If you think these tech companies are censoring all of this “just because” and instead of being completely torched by the media, and government who’ll use it as an excuse to take control of AI, then you’re sadly lying to yourself.
Think about it for a moment, why did Trump (and im not a trump supporter) re-appeal Biden’s AI Executive Order 2023 ? , what was in it ? , it is literally a propaganda enforcement article, written in sweet sounding, well meaning words.
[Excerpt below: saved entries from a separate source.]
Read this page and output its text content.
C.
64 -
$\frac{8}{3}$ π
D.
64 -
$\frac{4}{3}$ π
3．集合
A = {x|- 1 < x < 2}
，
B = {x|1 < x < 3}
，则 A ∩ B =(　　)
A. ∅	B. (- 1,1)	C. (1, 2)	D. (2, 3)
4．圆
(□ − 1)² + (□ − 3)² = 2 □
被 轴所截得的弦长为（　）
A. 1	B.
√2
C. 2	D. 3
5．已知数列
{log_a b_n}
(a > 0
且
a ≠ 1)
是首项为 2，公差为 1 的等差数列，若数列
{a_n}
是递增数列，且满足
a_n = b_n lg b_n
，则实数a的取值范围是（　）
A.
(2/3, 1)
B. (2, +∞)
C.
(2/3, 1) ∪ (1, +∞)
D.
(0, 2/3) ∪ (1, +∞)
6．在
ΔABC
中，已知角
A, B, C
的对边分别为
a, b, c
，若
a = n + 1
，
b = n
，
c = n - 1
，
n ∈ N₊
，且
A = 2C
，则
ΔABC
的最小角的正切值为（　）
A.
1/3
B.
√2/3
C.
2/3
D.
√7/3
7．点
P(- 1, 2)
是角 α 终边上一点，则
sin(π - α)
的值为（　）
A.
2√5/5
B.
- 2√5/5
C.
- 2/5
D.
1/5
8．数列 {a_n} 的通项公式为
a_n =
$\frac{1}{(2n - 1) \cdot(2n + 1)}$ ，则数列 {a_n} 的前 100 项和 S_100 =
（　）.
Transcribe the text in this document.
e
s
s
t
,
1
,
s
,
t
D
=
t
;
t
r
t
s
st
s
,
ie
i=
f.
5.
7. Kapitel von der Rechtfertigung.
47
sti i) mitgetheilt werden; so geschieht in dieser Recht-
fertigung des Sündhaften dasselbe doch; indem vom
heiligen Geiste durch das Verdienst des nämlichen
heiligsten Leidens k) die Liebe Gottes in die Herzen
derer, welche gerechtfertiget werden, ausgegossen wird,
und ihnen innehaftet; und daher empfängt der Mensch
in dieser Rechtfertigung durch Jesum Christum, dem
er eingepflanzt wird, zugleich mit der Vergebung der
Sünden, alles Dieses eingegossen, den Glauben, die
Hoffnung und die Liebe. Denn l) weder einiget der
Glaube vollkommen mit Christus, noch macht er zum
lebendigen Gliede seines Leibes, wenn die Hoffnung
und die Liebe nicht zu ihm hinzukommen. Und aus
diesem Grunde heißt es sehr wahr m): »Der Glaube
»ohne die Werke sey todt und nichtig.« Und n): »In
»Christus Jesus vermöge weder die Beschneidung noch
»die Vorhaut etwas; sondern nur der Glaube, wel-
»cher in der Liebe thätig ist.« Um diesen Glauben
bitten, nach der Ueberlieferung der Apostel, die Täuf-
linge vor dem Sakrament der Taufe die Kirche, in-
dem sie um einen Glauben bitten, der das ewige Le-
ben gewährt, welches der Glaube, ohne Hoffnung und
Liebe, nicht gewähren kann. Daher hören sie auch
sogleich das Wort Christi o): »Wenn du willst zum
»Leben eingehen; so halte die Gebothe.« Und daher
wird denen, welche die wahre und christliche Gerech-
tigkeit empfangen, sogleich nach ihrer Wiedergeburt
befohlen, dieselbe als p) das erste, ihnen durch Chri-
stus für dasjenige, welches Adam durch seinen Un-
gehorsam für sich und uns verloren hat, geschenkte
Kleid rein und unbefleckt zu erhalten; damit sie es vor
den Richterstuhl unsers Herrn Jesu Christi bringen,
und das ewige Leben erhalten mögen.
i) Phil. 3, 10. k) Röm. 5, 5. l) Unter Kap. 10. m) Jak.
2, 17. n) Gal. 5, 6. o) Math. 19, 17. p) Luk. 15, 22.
It’s ok, no country is angel, even the american founding fathers would except americans to be critical of its government during moments, there’s no need for thinking that America = Good and China = Bad. We do have a ton of censorship in the “free world” too and it is government enforced, or else you wouldnt have seen so many platforms turn the tables on moderation, the moment trump got elected, the blessing for censorship directly comes from government.
I wonder if this was a deliberate move by PRC or really our own fault in falling for the fallacy that more is always better.